What if, in fact, those who cast their ballots for Trump harbor fear — just like the one you have — that the country they know and love is changing irrevocably and they have lost their sense of place? We know that feeling right now. We know that instability and we know the terror that invokes.
So how do we find hope in a time of fear and recriminations?
We need to find it in each other. That's where hope is today. It is where hope has always been.
Hope is the 21-year-old gay student who messaged me on Facebook the morning after the election to remind me that I was valued and loved.
Even from the horrors of the brutal anti-gay and anti-HIV hate crime I was a victim of nearly one year ago, I find hope.
My friend Sen. Rick Jones is one reason. Those of you who know Sen. Jones know that he has had a long history of opposing LGBTQ equality measures. But this summer, to his own political detriment, he announced he was to become the lead co-sponsor of legislation in the State Senate to amend Michigan's Ethnic Intimidation Act to include crimes motivated by animus against the LGBT community.
He did this because he grew to know and care about LGBTQ people. He staked his reputation on standing up not only because it was the right thing to do, but because he was shocked, angered and horrified at the violence he saw perpetrated against the LGBTQ community. But it was also motivated by his knowledge of the impact on me as a person. Me as his friend.
And believe me, Sen. Jones and I could not be further apart on the political spectrum; yet we have forged a friendship and a mutual respect for each other. How?
I believe it comes from living the golden rule: Treat your neighbor as yourself.
Our community knows, intimately, that when we are seen through the prism of fear and stereotypes, it's painful and isolating. It's hurtful and enraging. It minimizes our lives and our experiences.
So as I accept the award for social justice, I am going to ask you all to remember as we face an uncertain tomorrow that we can find hope. We will find it in our neighbors — but only if we look. Only if we stop and listen. Only if we put down the social media and have a social gathering with people who think differently.
I also want you all to understand that none of us acts in a vacuum. Most of us do the right thing day in and day out, helping our neighbors and our friends in ways both small and large. We do it not because we seek congratulations or awards. We do it because it needs to be done and at the end of the day, we would hope that others would do the same for us.
So, while I accept this award, I want each of you to know that it is you who empowers me. You feed my desire and drive for social justice. You call me to my better self.
We can and we must all do that for each other tonight and going forward. We must all empower each other and feed a deep desire to make ourselves better than we were a minute ago, an hour ago, a month ago, a year ago.
To that end, each of you tonight are owed a debt of gratitude. Please turn to your neighbor, preferably someone you don't know. And say to them, "Thank you for being here. Thank you for being part of the solution."

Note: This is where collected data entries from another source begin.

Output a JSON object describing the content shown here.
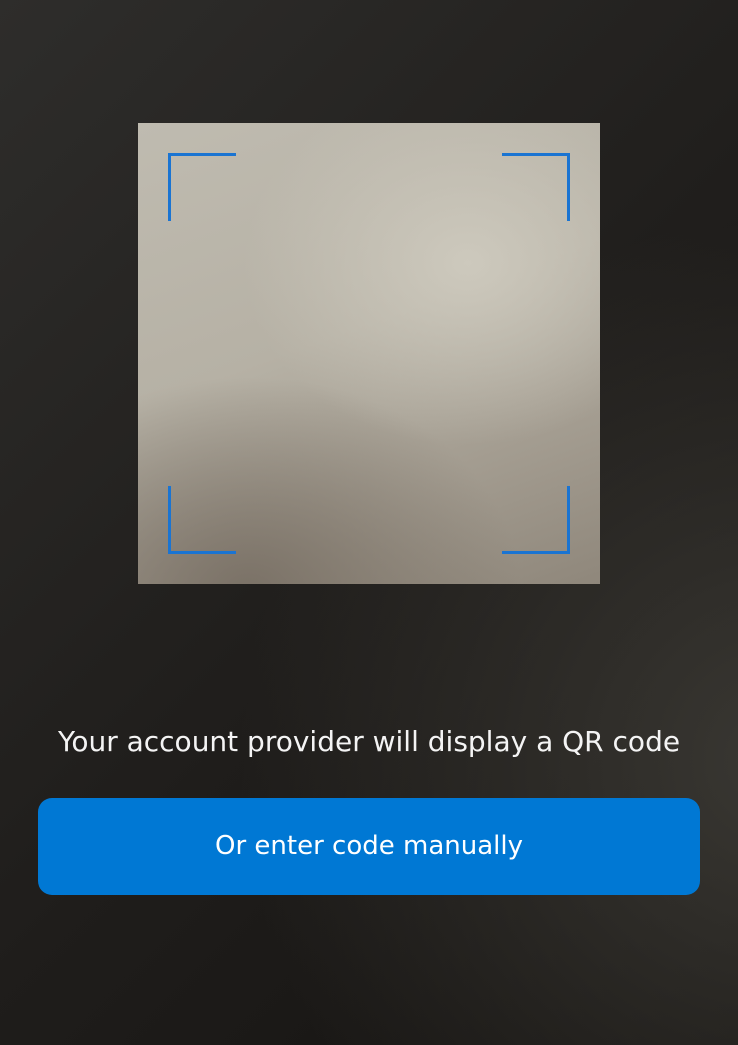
{
  "scanner": {
    "viewfinder_color": "#1a74d2"
  },
  "instruction_text": "Your account provider will display a QR code",
  "manual_button": {
    "label": "Or enter code manually",
    "color": "#0078d4"
  }
}
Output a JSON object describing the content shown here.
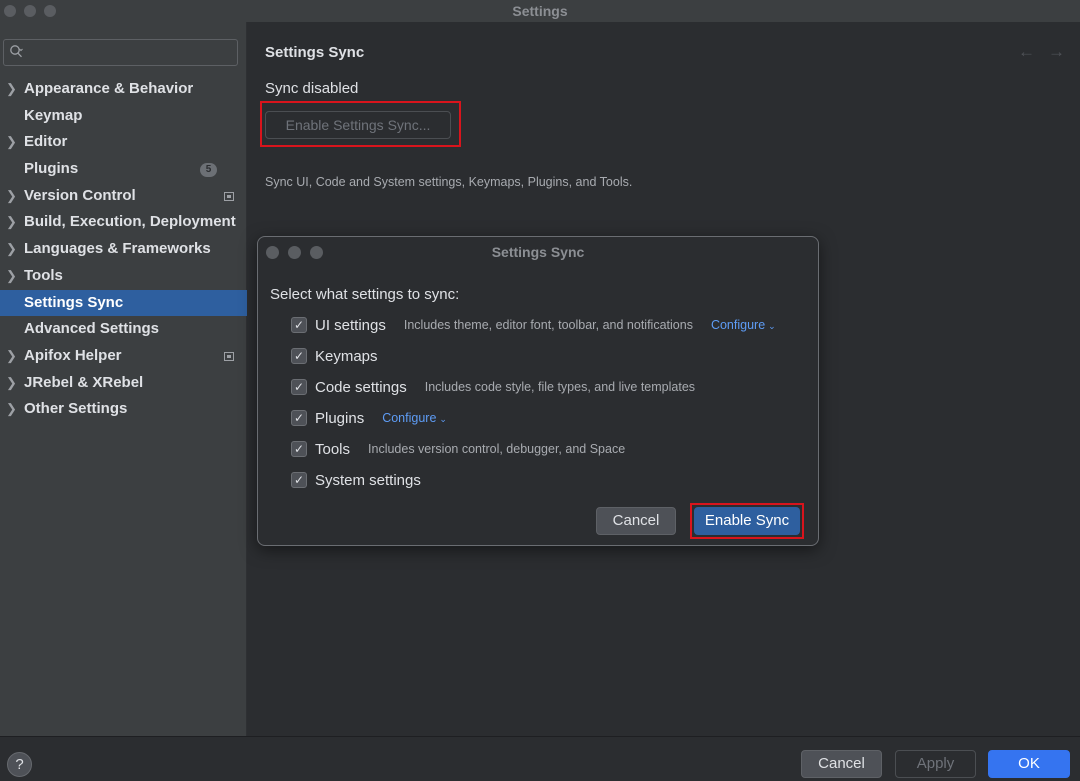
{
  "window": {
    "title": "Settings"
  },
  "sidebar": {
    "search": {
      "placeholder": "",
      "value": ""
    },
    "items": [
      {
        "label": "Appearance & Behavior",
        "expandable": true
      },
      {
        "label": "Keymap",
        "expandable": false
      },
      {
        "label": "Editor",
        "expandable": true
      },
      {
        "label": "Plugins",
        "expandable": false,
        "badge": "5"
      },
      {
        "label": "Version Control",
        "expandable": true,
        "project_icon": true
      },
      {
        "label": "Build, Execution, Deployment",
        "expandable": true
      },
      {
        "label": "Languages & Frameworks",
        "expandable": true
      },
      {
        "label": "Tools",
        "expandable": true
      },
      {
        "label": "Settings Sync",
        "expandable": false,
        "selected": true
      },
      {
        "label": "Advanced Settings",
        "expandable": false
      },
      {
        "label": "Apifox Helper",
        "expandable": true,
        "project_icon": true
      },
      {
        "label": "JRebel & XRebel",
        "expandable": true
      },
      {
        "label": "Other Settings",
        "expandable": true
      }
    ]
  },
  "main": {
    "title": "Settings Sync",
    "status": "Sync disabled",
    "enable_button": "Enable Settings Sync...",
    "description": "Sync UI, Code and System settings, Keymaps, Plugins, and Tools."
  },
  "dialog": {
    "title": "Settings Sync",
    "prompt": "Select what settings to sync:",
    "options": [
      {
        "label": "UI settings",
        "description": "Includes theme, editor font, toolbar, and notifications",
        "configure": "Configure",
        "checked": true
      },
      {
        "label": "Keymaps",
        "checked": true
      },
      {
        "label": "Code settings",
        "description": "Includes code style, file types, and live templates",
        "checked": true
      },
      {
        "label": "Plugins",
        "configure": "Configure",
        "checked": true
      },
      {
        "label": "Tools",
        "description": "Includes version control, debugger, and Space",
        "checked": true
      },
      {
        "label": "System settings",
        "checked": true
      }
    ],
    "cancel": "Cancel",
    "enable": "Enable Sync"
  },
  "footer": {
    "help": "?",
    "cancel": "Cancel",
    "apply": "Apply",
    "ok": "OK"
  },
  "colors": {
    "selection": "#2e5f9f",
    "primary_button": "#3574f0",
    "link": "#5e9cf5",
    "highlight_frame": "#d9141c"
  }
}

My hope tonight in this dark time comes not from Scripture, but from the canons of our American thought. Over 50 years ago, JFK delivered a speech to graduating students of American University. In this speech, he laid out a new plan and a new vision for how America would fashion a world without war in a time of tension with the Soviets. In that speech, Kennedy said we had to find our commonality. So I leave you with his words of deep wisdom:
"So let us not be blind to our differences, but let us also direct attention to our common interests and the means by which those differences can be resolved. And if we cannot end now our differences, at least we can help make the world safe for diversity. For in the final analysis, our most basic common link is that we all inhabit this small planet. We all breathe the same air. We all cherish our children's futures. And we are all mortal."